A sick feeling of hopelessness is starting to take up residence in the pit of Steve’s stomach. There has to be something he can do. Some way he can find out how to either stave off the effects of the change or turn them to his advantage so that he doesn’t become a scented homing beacon for dull, lonely Alphas with blue balls and time to kill. Ugh, speaking of which, Steve’s going to need to go home soon before it gets dark or he’ll really be courting Trouble as the Alphas working in the vicinity of the library leave work and head for the nearest watering hole.

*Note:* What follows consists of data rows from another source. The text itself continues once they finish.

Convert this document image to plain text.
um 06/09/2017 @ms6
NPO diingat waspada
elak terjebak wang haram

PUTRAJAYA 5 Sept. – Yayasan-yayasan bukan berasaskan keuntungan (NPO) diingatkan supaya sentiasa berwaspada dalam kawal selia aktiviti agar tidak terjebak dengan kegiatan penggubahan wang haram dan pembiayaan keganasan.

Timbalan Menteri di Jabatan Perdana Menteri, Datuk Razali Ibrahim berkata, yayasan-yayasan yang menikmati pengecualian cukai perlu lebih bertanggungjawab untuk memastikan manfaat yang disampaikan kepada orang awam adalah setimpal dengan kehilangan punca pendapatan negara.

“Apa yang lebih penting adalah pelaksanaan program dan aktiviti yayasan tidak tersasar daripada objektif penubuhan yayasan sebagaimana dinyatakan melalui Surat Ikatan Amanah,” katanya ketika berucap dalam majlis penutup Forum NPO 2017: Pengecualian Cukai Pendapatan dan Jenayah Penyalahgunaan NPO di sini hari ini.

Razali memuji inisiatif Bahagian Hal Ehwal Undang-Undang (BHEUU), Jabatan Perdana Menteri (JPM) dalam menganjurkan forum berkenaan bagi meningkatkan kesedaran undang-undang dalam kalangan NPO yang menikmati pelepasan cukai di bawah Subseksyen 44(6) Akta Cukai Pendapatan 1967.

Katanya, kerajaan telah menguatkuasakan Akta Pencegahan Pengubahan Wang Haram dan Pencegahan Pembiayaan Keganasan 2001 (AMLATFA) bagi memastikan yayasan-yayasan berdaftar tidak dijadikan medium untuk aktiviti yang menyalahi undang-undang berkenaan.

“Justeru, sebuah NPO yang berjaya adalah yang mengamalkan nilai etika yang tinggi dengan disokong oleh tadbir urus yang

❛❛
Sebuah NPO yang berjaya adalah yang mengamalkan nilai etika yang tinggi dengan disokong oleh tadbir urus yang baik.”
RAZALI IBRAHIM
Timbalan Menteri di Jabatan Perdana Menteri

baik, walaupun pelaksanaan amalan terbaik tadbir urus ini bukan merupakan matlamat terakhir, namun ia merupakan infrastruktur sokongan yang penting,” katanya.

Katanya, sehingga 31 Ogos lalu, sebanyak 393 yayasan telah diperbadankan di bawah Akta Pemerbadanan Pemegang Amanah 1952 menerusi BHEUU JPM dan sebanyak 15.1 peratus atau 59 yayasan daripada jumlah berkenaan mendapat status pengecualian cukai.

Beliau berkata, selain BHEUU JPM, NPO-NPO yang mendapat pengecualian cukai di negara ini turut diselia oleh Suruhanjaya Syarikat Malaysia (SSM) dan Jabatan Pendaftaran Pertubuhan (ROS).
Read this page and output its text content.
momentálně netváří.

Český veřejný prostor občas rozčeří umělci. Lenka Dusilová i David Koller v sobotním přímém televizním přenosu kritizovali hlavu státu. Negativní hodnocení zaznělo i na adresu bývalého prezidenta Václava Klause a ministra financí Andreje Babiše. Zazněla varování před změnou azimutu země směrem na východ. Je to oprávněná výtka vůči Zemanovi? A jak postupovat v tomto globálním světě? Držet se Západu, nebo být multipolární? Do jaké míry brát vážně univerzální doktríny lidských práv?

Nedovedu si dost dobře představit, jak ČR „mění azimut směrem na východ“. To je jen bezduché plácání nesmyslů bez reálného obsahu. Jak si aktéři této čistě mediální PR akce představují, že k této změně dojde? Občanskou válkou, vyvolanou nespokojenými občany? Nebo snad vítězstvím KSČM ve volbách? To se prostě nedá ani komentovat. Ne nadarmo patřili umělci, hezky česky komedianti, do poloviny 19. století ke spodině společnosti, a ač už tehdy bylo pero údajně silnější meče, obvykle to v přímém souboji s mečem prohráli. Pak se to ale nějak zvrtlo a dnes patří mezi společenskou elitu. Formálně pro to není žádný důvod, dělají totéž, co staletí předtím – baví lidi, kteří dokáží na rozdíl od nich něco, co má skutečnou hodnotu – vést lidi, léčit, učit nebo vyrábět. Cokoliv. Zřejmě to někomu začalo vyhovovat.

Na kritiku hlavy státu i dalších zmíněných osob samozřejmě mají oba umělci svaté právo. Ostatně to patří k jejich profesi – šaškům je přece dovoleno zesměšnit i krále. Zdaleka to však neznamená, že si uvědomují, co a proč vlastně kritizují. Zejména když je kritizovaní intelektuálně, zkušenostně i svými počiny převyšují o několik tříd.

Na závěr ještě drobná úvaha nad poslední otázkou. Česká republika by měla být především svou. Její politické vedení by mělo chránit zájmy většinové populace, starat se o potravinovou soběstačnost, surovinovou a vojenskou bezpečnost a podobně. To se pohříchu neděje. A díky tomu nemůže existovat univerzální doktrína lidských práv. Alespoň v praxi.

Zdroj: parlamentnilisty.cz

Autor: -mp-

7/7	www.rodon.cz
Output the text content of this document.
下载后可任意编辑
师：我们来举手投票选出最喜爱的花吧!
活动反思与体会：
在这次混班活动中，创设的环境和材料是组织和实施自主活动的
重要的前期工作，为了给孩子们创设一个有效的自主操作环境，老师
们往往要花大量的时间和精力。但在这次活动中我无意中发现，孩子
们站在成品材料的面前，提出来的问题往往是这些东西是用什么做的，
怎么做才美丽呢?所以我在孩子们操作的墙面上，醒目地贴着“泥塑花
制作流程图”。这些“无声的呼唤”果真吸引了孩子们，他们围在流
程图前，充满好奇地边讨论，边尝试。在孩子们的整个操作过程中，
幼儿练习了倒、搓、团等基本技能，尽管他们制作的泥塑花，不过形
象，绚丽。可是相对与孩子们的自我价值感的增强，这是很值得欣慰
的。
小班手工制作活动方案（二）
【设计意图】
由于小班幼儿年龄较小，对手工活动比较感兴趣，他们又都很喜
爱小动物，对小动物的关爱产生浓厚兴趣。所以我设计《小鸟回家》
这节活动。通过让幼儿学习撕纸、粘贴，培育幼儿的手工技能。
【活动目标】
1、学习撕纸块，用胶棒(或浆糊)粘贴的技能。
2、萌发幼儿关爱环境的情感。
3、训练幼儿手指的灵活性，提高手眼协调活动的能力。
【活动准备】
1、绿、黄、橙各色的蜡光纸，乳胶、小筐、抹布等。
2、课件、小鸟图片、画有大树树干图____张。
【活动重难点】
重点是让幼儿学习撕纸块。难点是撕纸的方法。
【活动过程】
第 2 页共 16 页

Trouble, it seems, has come courting Steve instead. A shadow falls across the page he’s skimming in the anemic yellow light coming from the ceiling lamps. Steve closes his eyes for a moment, hoping and praying the shadow belongs to someone who isn’t prone to preying on Omegas who have strayed from the pack. The man clears his throat, thereby asking for Steve’s attention, and Steve reluctantly turns his head to the right and takes in the sight of the stranger from his expensive shoes up the length of his smartly creased black wool pants to a buttoned-up red cardigan and white collared shirt.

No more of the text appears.